Friday, Oct. 25, 1968

A JACKIE KENNEDY watcher from way back, Boston Bureau Chief Gavin Scott was understandably skeptical about the story in the Boston Herald Traveler. After all, he says, "when I was in Madrid I covered a Jackie-and-Garrigues scare; when I was in London it was a Harlech scare." Now some headline writer seemed to be marrying Jackie off to Aristotle Onassis. Though the story sounded dubious, Scott was cautious enough to check it out. Soon he was on the phone to New York alerting the editors to this week's late-breaking cover story.

Within hours, TIME correspondents were going after the story in force. And in a year that has seen more than its share of grim news, their assignment offered a pleasant, if hectic, change of pace. A quick phone call to Rome sent Bureau Chief Jim Bell flying off to Athens. There, with the help of our stringer Mario Modiano, Bell chartered the only plane at the airport that was not controlled by either Onassis or the Greek government. He was taken for a look at Onassis' private island of Skorpios, and he is still frightened. "The pilot passed so low over the harbor," says Bell, "that I could see the tattoos on sailors' arms."

From Hong Kong to Paris to New York, TIME correspondents filed their contributions. In London, Bureau Chief Curt Prendergast tried to track down Lord Harlech; in Dublin, a stringer searched out the remaining Kennedy relatives. Washington's Bonnie Angelo, summoned from a Detroit union hall where Hubert Humphrey was promising higher social-security pensions, hurried eastward to deal with the world of million-dollar yachts and $3,000 dresses.

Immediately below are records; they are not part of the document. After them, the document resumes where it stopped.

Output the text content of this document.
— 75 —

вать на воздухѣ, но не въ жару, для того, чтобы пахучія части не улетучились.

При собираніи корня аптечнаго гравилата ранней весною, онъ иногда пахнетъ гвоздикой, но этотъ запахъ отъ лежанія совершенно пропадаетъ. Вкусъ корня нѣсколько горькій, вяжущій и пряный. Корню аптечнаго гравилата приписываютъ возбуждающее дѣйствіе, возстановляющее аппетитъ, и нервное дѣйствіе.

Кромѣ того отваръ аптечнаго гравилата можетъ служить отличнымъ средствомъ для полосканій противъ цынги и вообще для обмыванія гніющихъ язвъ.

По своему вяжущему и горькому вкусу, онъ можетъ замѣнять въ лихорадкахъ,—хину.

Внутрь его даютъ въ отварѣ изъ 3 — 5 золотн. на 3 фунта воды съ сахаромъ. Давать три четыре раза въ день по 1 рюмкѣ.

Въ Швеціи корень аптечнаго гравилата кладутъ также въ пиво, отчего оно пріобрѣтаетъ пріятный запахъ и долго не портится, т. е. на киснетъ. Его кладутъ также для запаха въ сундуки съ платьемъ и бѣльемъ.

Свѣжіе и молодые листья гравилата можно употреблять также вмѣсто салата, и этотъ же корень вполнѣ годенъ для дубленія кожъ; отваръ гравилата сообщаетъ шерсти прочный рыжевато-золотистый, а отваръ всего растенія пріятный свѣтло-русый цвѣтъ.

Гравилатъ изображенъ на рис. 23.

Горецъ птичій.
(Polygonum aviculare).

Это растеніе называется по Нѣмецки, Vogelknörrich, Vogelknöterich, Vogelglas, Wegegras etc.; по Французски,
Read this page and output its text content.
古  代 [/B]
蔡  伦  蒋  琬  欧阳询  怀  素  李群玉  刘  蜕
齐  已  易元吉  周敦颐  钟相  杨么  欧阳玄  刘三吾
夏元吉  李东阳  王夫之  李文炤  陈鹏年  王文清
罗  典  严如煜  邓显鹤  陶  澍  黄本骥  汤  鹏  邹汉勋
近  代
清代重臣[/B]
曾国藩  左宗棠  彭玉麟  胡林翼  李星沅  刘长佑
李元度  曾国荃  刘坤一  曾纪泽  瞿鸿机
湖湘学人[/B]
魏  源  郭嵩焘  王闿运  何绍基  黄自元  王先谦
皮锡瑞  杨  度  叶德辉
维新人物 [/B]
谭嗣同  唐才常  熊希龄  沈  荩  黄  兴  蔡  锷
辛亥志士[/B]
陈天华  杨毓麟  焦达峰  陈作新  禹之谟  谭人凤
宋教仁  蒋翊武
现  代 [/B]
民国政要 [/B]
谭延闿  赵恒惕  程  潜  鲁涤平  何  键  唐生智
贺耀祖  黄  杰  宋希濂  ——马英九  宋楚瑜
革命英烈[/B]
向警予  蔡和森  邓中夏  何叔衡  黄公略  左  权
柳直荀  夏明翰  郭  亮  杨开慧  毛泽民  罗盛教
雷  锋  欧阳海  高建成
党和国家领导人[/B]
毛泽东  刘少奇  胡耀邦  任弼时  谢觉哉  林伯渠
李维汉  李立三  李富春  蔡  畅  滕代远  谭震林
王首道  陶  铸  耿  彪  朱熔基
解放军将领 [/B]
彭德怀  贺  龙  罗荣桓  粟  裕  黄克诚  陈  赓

From San Francisco, Bureau Chief Judson Gooding filed a personal reminiscence on the Jackie he knew when they were both students at the Sorbonne.

Although time was short, a rewarding amount of material eventually reached the desks of Researcher Judith Tyler, Associate Editor Robert Jones and Senior Editor Michael Demarest, who collaborated on the cover story.

Researcher Andrea Svedberg comes from a family of varied talents. Her grandfather won the 1926 Nobel Prize for chemistry. Her grandmother, a retired medical doctor in Stockholm, won the International Stalin Peace Prize in 1953.

Her father is a noted Swedish architect. She herself decided to be come a lawyer. But she lost patience with the law almost as soon as she entered school; for the past three years she has put her enthusiasm to work on TIME'S color projects. For this week's fashion layout, says Andrea, she was delighted that she and Photographer Ben Martin were able to use celebrities as models. The pros, she says, are not as much fun to deal with. "Besides, they have schedules that are as demanding as mine."